魏述眼前一黑,倒地不省人事。
南頌珩做了一個夢,夢見他去尚書府求親成功,鑼鼓喧天的把遇兒娶進家門。他們拜堂成親,洞房花燭,生兒育女,日子過得其樂融融。沒有牢獄之災,沒有生離死別,沒有噬心刻骨的思念,一切都那麼順遂美好。
南頌珩笑著笑著就醒了,睜眼看到父親憔悴憂慮的臉。
「父親……」他低低叫了一聲,神識慢慢恢復,感覺渾身上下沒有一處不疼的。
南錫明邊抹淚邊答應。昏迷了三天三夜,兒子終於醒了!旁邊牢房關著的吏部的一位黃侍郎將一碗溫熱的稀粥遞給他,南錫明謝了又謝,餵南頌珩喝下。
「能吃下東西就沒事,府尹不用太擔心。南將軍年輕,身板硬實,一定能扛過去的。」黃侍郎安慰道。

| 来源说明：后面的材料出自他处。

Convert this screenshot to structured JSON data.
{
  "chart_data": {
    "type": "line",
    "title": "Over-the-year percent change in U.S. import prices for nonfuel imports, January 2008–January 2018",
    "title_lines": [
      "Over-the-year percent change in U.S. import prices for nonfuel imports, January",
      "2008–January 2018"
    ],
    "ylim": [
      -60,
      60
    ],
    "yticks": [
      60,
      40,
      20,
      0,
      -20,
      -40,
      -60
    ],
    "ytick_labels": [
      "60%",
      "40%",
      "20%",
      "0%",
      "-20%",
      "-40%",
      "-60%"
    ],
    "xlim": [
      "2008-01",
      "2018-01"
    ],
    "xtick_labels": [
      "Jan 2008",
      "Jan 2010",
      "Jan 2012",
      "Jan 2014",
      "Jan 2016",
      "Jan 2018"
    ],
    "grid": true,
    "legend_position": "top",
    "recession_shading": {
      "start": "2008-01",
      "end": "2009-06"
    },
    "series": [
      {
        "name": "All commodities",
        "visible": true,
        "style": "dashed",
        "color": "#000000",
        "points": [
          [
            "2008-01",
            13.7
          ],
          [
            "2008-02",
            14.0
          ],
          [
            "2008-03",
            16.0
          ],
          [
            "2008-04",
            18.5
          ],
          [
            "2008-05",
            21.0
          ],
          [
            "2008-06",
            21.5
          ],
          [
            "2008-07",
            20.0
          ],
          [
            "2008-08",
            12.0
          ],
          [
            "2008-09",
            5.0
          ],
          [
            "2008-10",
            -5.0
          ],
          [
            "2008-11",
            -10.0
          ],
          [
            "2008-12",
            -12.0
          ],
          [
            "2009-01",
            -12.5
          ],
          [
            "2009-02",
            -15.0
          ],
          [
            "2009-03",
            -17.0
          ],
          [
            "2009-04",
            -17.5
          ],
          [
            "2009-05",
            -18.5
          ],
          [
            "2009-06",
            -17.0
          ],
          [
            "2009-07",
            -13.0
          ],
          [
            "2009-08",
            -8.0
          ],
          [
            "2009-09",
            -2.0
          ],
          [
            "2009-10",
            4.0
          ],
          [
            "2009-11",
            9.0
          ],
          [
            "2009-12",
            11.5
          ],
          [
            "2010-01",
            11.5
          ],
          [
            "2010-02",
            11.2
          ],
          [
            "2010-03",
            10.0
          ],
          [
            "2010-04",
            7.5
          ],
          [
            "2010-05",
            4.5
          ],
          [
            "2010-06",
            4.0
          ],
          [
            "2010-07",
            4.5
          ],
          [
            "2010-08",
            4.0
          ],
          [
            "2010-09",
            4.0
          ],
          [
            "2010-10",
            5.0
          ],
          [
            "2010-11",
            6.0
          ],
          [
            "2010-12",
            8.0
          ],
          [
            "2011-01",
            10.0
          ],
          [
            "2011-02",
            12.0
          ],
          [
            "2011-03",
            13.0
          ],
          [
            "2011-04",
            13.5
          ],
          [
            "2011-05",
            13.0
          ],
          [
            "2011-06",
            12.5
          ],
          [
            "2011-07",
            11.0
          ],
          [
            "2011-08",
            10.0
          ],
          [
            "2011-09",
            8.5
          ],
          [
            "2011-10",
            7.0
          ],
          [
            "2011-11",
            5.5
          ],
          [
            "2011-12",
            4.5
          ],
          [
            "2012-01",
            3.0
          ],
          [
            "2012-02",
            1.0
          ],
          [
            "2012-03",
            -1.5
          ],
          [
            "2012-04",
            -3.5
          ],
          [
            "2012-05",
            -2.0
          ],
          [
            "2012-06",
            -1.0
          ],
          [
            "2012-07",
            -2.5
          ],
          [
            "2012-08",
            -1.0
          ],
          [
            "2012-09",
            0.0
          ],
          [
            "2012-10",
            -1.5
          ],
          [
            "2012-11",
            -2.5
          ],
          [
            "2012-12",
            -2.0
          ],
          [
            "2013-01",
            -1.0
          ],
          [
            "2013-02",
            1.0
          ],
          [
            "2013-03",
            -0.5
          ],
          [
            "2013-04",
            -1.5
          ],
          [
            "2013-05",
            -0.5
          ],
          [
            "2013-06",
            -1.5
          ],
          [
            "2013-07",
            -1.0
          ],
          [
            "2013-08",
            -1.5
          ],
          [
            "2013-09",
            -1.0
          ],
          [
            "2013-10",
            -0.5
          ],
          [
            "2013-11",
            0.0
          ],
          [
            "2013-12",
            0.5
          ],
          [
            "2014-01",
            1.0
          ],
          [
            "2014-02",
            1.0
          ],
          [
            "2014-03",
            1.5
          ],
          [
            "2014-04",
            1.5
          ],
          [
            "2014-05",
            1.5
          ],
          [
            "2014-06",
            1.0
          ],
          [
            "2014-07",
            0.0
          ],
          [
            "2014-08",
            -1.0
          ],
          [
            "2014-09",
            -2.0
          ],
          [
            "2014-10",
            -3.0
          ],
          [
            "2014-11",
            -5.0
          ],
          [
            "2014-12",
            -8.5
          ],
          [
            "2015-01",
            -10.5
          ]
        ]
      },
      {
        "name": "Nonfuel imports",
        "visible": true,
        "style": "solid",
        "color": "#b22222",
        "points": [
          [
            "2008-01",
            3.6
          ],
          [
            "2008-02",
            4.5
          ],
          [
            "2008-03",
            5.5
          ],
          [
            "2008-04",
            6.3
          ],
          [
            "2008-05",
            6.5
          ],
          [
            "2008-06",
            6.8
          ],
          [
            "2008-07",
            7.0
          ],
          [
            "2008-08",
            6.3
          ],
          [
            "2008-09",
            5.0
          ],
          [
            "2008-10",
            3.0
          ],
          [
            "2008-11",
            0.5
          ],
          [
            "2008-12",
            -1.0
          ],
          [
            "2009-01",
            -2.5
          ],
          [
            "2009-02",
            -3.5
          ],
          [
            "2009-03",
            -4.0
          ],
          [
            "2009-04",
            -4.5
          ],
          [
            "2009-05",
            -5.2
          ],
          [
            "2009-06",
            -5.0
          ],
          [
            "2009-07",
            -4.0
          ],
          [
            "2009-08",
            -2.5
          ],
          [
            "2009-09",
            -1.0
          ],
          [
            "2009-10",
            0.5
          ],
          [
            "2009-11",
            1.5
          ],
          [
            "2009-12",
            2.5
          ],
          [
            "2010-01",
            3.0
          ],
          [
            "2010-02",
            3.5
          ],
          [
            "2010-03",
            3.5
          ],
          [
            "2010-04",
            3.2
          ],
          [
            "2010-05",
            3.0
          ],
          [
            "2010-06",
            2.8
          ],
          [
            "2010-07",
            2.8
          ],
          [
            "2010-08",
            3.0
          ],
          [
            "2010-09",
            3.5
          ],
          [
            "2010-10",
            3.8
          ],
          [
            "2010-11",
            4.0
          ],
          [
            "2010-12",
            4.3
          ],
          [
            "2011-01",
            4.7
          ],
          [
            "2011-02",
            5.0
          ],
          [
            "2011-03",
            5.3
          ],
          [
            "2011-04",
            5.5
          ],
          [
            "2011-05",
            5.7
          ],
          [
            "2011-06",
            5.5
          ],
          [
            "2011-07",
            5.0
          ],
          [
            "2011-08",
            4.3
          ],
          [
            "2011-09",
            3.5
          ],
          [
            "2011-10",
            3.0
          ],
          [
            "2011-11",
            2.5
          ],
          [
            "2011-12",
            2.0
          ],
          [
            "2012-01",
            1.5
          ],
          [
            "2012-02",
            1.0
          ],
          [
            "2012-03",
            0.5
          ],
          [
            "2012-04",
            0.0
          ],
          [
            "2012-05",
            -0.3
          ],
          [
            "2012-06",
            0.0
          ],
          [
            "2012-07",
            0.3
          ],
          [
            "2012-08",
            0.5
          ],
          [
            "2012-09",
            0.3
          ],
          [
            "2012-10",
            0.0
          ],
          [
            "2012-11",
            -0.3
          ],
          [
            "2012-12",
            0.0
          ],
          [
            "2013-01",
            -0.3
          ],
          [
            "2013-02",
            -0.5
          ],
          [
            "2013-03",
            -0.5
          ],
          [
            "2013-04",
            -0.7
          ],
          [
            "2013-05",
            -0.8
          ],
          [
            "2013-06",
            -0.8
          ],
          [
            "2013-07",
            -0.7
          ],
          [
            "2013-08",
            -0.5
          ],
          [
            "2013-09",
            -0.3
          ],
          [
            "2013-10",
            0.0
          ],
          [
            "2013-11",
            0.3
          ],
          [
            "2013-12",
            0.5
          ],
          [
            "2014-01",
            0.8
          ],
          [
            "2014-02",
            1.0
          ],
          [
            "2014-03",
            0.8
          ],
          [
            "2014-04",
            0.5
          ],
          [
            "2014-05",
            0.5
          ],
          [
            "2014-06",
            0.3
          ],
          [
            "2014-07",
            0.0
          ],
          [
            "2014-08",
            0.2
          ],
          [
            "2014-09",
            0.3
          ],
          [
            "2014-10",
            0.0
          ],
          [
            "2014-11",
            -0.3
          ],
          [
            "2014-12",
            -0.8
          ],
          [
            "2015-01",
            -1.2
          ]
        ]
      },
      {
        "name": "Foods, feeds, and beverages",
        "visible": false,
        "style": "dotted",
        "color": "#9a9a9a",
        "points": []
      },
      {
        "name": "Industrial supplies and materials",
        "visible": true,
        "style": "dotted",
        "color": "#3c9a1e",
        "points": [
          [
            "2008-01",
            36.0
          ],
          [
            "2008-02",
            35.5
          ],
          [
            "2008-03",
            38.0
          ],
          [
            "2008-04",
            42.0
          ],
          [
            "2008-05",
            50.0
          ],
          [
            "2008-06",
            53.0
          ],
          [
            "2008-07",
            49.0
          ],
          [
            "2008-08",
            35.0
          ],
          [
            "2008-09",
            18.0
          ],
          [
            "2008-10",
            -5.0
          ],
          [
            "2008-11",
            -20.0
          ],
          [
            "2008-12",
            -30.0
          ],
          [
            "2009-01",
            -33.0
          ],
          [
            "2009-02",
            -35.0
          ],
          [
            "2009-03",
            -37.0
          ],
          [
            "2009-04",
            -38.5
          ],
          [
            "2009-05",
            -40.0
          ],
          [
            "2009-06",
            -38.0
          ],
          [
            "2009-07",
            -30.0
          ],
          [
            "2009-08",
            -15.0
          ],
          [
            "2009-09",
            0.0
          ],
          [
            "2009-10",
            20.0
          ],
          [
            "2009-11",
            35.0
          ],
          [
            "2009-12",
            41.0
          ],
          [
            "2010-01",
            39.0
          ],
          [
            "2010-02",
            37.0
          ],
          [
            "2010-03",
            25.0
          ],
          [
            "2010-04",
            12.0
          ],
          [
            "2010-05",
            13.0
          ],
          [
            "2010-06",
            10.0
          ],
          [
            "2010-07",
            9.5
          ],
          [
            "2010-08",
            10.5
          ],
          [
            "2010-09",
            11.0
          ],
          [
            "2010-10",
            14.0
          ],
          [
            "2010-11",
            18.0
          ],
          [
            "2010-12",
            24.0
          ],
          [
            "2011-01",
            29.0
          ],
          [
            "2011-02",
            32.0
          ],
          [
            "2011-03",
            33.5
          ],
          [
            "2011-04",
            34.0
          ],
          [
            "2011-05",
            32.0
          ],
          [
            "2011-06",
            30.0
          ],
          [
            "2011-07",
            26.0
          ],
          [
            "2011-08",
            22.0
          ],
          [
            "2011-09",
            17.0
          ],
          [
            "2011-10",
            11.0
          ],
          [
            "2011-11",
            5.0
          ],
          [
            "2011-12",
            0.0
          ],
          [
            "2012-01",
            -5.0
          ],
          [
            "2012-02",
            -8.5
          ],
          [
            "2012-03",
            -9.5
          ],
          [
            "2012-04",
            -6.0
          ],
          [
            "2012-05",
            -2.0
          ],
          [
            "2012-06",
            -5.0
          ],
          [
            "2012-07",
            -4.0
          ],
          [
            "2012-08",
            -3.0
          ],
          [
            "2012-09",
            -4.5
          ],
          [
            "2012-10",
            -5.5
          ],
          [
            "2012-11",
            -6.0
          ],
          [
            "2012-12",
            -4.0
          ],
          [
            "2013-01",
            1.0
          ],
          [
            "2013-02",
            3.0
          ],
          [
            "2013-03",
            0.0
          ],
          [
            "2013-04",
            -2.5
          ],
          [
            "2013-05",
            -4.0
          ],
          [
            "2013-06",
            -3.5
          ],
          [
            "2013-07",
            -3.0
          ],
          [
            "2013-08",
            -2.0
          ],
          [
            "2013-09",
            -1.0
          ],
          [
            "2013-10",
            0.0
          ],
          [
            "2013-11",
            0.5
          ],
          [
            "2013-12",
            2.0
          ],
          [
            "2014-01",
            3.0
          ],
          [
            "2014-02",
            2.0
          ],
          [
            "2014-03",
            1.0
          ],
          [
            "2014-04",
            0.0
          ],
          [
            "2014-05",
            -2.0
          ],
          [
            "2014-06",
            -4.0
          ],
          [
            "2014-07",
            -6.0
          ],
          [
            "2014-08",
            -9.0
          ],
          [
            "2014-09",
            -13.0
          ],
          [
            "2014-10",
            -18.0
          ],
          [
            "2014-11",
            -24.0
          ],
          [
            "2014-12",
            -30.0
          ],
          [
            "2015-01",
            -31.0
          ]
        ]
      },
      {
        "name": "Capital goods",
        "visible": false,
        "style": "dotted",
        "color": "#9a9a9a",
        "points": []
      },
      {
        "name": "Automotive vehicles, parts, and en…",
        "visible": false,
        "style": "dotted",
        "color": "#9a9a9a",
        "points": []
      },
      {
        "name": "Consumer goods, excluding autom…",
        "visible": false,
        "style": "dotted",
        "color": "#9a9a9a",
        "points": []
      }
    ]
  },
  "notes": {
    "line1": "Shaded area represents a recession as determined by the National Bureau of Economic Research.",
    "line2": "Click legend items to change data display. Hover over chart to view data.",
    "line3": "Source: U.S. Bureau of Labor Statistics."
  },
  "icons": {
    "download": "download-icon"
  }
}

周圍其他官員也紛紛出言相慰,南頌珩聽到了幾個熟悉的聲音,心中的猜測又印證了幾分。
「予裴,你怎麼從北境回來了?」南錫明問道。
「我是奉旨回來的,議和還沒有結束,我就收到朝廷的一封密報,讓我暫停議和,即刻返回都城。我知道這其中定有蹊蹺,但都城這邊什麼消息都打探不到,我只有回來一探究竟。」南頌珩道,「剛入家門,趙蒙就帶著禁衛軍包圍了府邸,想必是早先就埋伏好的。」
聽完他的講述,眾人一陣長吁短嘆,黃侍郎憤然道:「趙蒙這個自私自利的小人!他擔心謀反後會遭到南北夾擊,不惜捏造聖旨召回南將軍,先發制人。這事要是被突厥人知道了,那還了得?北境又要戰火連天生靈塗炭了!趙賊何曾想過社稷安康?何曾想過黎民百姓?這種人當了權,是我大魏之禍矣!」
「陛下現如何?」南頌珩問道。
「陛下駕崩了!」南錫明沉痛道,「就在你被抓進來的第二日早上,德業寺的鐘聲響了八十一響,沒過多久又響了二十七響……」
南頌珩掙扎著坐起來,皺緊了眉頭,「太后娘娘也……」
南錫明搖搖頭,道:「不是太后娘娘,是慶貴妃薨了,據說是要為陛下殉葬。」
南頌珩露出不解的神情,皇家的事他多少有些耳聞。妃子為皇帝殉葬的不是沒有,但大多都是自願的,至少大魏沒有強迫妃子殉葬的先例。慶貴妃殉葬就更奇怪了,一來魏皇這些年沉迷修道,冷落後宮也不是一天兩天了;二來,魏迎繼位,慶貴妃就成了太后,在此時選擇殉葬也太令人費解了。何況,無子無女的孫貴妃都沒有身殉,慶貴妃更不會。她的死因應該不是對外界宣稱的那樣。
「陛下遇刺之後,趙蒙下令禁衛軍圍住了皇宮,朝中除了趙黨幾個核心人物可以出入皇宮外,其他人均被阻攔。我等要求進宮面聖,在朝堂上和趙黨起了爭執,就被他們下了獄。如今朝中趙蘊隻手遮天,軍中趙蒙又大權在握,只怕二皇子繼位了也是他們趙家的傀儡!」黃侍郎道。